Switch (on Paper) : Votre réflexion s’attache notamment aux conditions dans lesquelles les chercheurs en sciences sociales recueillent leurs données. Vous dites, par exemple, que « la recherche doit sortir de la bibliothèque comme l’artiste doit sortir de son atelier » et il vous importe que cette « pratique de terrain » soit précisément « rendue au terrain ».

Christian Rinaudo : Le fait de sortir de la bibliothèque pour étudier les phénomènes sociaux in vivo est une démarche qui est au fondement même des sciences sociales et de la sociologie comme discipline académique. Dès le début du xxe siècle, le sociologue américain Robert E. Park invitait ses étudiants de l’université de Chicago à sortir des bibliothèques pour travailler sur « des données de première main ». Il préconisait par exemple de se rendre dans les quartiers mal famés et dans les zones résidentielles de la ville que les enfants de la classe moyenne qui accédaient aux études supérieures n’avaient pas eu l’habitude de fréquenter. Cela a permis à la sociologie de prendre ses distances avec des synthèses spéculatives sur la société en général et de développer une démarche analytique plus inductive s’appuyant sur un « travail de terrain » (fieldwork). La notion de « terrain », issue de l’expression « aller sur le terrain », s’est révélée une métaphore utile pour sortir les sciences sociales des bibliothèques et des données de seconde main, tout comme elle s’est imposée au peintre qui devait sortir de son atelier, ou au journaliste qui décrivait le monde depuis les palais de la République où il puisait ses informations. Dans chacun de ces cas, c’est bien l’idée que les données devaient être « recueillies sur place » qui s’est imposée. Le sociologue, comme le peintre ou le journaliste, se devait d’enfiler ses bottes pour s’immerger dans le monde.

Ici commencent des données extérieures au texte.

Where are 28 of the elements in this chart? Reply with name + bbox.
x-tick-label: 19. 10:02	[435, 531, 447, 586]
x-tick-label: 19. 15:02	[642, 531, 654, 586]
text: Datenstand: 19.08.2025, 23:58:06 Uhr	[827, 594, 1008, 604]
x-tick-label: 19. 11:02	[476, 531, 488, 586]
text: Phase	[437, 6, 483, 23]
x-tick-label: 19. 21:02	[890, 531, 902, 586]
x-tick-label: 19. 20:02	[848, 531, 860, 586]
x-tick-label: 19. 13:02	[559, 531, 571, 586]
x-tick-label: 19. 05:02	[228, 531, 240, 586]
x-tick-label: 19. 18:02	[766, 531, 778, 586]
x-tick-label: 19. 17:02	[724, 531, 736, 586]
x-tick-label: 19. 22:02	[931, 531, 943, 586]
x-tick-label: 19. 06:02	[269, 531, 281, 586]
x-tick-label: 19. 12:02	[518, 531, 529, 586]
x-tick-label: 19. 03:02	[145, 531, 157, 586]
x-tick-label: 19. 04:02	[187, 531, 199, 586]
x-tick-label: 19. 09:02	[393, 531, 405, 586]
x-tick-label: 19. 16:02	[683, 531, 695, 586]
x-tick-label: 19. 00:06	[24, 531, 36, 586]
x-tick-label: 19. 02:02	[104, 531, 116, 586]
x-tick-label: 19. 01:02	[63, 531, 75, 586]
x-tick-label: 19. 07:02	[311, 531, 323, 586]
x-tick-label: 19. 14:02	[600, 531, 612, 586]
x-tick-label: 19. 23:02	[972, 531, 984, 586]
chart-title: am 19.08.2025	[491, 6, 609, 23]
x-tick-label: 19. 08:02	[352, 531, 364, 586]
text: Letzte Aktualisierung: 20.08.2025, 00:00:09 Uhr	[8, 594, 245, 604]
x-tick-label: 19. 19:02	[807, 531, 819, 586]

Ensuite, si on file toujours cette métaphore, le sociologue s’extrayait de son terrain, « en revenait », rapportait avec lui les « données recueillies » pour les analyser dans son laboratoire, les agencer et les recomposer selon une problématique scientifique.

Une troisième étape de ce processus de production des connaissances s’est ajoutée, l’idée que cette production puisse être « rendue au terrain » – non plus en revenir, mais y revenir – sous la forme d’une « restitution ». Cette troisième étape constitue en effet une réelle avancée par rapport aux pratiques de « pillage du terrain » que j’ai pu observer personnellement dans mes recherches en Amérique latine. Là, comme partout dans le monde, nombreux étaient les chercheuses et les chercheurs qui allaient sur un terrain lointain pour y « recueillir des données », puis retournaient dans leur pays, aux États-Unis ou en Europe le plus souvent, exploitaient ces données et les utilisaient pour des publications scientifiques demeurant inaccessibles aux personnes rencontrées sur le terrain. La pratique de la restitution, c’est-à-dire le fait de présenter aux enquêtés les résultats des recherches menées, a été de ce point de vue une avancée importante pour l’éthique de la recherche en sciences sociales. Les femmes et les hommes qui de par le monde acceptent d’être pris pour objets de recherche doivent avoir le droit de savoir ce que des chercheurs qui sont entrés un jour dans leur vie ont produit à partir de cette rencontre.

 

Switch (on Paper) : Vous dites aussi que « les données ne sont pas données mais produites ». Quelle est la nuance ? Doit-on parler de « recherche » ou « d’enquête » ?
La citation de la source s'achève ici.